И не только никто не хотел, чтобы смута, хотя бы частью своей, явилась сызнова, но все радовались, что теперь-то ее точно, вдругорядь не будет.
В этом – тогда, в феврале, – все были заодно. Все. И те, кто любил молодого царя Петра Алексеевича, и те, кто его ненавидел. И вторых тогда было едва ли не больше.
Первые не без основания полагали, что наследник придаст Петру уверенности в действиях. Вторые же – рассчитывали, что с рождением сына царь остепенится, больше времени будет в семье, и потому – новые, чужеземные химеры, к коим нынче он так прилежен, и посему так напугал радетелей старины, мало-помалу из его головы повыветрятся.
10
Картина пьяной Москвы тогдашней нам сегодня, наверное, показалась бы интересной. Но молодому Петру она была вовсе не по сердцу, т.е. прямо скажем, изрядно надоела. Иначе – чем объяснить, что уже на следующий день царь уехал из Москвы в Фили, к дяде Льву Кирилловичу Нарышкину? У него там имелся загородный дом. В том-то доме и сидели за столом, угощались пивом и разговаривали племянник и дядя. Пётр чувствовал себя здесь как дома, совершенно без опаски, потому что доверял дядюшке безгранично.
11
– Слава Богу, все закончилось!
– Да, Петруша, большое дело ты сделал!
– Я?
– Ну, а кто же еще?
– Теперь все притихнут – и Милославские, и Салтыковы, и прочие!

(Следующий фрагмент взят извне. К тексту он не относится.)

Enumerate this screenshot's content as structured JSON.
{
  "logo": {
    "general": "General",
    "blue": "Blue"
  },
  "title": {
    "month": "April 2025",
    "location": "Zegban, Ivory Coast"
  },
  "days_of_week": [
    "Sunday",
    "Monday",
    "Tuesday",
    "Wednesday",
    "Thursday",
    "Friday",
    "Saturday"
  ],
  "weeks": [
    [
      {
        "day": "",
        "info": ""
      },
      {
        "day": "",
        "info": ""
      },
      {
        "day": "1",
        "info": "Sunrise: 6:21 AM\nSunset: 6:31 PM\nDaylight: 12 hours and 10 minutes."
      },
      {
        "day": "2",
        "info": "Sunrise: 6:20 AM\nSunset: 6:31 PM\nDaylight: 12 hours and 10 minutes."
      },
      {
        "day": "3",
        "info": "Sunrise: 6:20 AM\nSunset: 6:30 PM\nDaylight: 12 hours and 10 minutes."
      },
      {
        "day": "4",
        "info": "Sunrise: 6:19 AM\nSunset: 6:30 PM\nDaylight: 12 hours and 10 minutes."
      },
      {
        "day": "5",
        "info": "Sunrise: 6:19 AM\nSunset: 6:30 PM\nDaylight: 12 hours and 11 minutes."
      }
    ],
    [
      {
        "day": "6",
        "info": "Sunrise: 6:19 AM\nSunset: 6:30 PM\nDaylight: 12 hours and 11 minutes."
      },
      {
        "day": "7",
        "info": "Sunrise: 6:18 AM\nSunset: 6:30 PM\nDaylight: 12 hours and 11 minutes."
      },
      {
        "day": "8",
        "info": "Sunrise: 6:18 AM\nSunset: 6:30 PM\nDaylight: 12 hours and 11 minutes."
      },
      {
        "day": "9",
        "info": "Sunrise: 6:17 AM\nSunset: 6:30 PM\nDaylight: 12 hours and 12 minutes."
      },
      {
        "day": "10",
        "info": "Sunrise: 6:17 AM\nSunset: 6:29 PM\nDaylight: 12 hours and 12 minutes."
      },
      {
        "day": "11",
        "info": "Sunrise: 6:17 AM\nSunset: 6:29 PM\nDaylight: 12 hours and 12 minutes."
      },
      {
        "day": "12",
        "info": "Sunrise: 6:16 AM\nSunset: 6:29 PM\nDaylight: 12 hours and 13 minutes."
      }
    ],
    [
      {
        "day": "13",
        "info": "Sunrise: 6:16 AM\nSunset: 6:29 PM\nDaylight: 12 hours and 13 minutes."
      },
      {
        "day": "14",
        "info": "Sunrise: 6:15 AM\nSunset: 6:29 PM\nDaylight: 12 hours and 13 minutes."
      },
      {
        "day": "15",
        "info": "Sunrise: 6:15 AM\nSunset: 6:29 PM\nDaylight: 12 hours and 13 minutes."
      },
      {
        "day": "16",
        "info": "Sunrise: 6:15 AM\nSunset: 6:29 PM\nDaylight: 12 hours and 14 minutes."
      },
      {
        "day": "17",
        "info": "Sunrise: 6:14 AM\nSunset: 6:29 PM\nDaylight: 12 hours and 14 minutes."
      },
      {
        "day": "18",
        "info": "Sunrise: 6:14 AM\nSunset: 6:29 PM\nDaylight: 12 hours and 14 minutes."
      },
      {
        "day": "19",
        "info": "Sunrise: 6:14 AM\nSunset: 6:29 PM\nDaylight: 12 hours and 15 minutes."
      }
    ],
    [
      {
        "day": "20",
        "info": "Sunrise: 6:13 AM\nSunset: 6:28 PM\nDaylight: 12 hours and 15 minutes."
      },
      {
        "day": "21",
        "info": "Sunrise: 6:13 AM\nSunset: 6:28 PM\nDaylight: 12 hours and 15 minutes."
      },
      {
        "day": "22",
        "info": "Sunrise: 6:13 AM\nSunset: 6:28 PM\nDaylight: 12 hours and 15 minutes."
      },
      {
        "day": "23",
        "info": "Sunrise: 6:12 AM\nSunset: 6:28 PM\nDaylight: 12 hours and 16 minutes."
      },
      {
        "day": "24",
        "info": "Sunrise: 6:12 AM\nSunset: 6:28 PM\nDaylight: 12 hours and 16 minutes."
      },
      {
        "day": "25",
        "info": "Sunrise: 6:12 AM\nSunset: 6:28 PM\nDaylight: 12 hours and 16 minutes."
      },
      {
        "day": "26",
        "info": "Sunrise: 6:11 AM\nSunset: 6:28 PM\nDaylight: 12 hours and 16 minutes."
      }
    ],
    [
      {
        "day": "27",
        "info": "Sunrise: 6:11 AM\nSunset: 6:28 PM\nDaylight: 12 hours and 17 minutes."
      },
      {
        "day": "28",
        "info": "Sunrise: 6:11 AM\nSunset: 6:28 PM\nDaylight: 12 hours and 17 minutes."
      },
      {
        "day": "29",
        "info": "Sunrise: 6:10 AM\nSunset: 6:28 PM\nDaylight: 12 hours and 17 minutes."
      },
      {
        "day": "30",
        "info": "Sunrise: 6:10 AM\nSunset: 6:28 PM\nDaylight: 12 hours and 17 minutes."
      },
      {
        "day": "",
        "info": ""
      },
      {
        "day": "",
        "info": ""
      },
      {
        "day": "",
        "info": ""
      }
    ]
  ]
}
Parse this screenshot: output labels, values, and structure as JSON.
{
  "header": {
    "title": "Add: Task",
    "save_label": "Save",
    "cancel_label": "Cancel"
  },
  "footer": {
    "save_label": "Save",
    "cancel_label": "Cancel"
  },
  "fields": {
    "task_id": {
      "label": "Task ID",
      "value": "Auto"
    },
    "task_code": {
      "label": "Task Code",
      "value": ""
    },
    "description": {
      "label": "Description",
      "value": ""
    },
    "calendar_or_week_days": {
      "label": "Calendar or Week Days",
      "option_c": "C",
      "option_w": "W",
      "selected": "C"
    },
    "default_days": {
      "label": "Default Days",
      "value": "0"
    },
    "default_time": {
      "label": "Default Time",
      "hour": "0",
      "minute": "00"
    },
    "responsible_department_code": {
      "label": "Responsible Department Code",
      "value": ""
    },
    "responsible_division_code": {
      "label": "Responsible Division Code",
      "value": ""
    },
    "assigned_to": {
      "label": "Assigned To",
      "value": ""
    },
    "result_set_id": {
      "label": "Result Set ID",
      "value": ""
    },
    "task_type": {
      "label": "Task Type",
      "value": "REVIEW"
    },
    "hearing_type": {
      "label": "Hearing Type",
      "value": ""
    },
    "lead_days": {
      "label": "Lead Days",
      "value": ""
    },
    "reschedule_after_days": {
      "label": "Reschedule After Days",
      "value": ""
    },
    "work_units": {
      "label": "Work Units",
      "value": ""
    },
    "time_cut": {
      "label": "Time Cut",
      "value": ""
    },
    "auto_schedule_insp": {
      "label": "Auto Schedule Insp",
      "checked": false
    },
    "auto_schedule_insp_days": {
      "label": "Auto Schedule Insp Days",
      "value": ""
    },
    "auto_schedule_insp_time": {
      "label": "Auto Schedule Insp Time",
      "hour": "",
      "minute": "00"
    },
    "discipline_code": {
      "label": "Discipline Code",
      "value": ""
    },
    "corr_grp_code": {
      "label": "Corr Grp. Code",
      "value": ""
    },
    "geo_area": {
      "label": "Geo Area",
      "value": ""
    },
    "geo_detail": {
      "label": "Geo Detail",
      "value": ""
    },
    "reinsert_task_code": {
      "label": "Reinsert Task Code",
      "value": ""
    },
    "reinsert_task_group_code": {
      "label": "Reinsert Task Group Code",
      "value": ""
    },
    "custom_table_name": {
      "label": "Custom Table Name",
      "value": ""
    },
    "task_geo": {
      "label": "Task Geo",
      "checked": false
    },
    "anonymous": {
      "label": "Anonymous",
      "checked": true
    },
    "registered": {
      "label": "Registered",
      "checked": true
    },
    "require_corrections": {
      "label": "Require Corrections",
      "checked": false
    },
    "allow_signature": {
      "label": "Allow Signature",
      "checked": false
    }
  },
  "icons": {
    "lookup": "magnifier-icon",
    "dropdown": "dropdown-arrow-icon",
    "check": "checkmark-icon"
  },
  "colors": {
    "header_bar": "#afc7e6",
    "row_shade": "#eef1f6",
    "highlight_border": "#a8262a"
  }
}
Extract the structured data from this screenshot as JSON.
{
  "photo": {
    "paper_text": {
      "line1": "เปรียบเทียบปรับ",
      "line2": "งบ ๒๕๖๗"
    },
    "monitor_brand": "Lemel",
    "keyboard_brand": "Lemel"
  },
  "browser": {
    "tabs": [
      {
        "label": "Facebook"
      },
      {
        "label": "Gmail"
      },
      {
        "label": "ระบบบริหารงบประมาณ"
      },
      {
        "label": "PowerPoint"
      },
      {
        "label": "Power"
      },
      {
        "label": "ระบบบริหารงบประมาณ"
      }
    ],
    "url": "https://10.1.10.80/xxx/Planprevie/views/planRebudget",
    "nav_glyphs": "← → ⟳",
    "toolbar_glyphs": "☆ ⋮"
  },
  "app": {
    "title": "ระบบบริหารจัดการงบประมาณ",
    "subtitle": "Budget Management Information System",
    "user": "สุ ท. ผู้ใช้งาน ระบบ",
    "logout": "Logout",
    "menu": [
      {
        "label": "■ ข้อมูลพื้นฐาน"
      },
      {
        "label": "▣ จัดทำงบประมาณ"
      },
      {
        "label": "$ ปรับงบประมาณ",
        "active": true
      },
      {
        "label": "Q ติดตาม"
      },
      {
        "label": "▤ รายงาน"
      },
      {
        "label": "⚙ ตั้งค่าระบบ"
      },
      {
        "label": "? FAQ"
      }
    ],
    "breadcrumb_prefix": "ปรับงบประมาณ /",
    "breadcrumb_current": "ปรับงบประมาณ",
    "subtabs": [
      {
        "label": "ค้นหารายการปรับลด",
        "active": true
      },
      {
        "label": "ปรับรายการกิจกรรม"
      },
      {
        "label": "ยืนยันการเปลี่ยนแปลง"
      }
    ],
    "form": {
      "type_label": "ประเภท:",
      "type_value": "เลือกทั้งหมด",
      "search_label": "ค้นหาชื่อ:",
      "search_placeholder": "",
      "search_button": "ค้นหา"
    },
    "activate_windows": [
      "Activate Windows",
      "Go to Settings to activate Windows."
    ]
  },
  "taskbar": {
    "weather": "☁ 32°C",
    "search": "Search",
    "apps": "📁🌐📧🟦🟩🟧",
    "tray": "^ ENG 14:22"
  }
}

– Притихнут-то притихнут, да не успокоятся. Смотреть за ними надо во все глаза…
– Нет-нет, теперь все!
– Воля твоя Государь, я тебе не судья, а все же – побыл бы ты в Москве еще…
– Чего ради?
– Слышал, стрельцы зело просились тебя поздравить…
– Ну их к чертям!
– Уважить бы надо…
– Или ты боишься, дядя?
– Боюсь…
– А я – не боюсь! Я теперича никого не боюсь! И Патрика к столу позову! Царь я или не царь?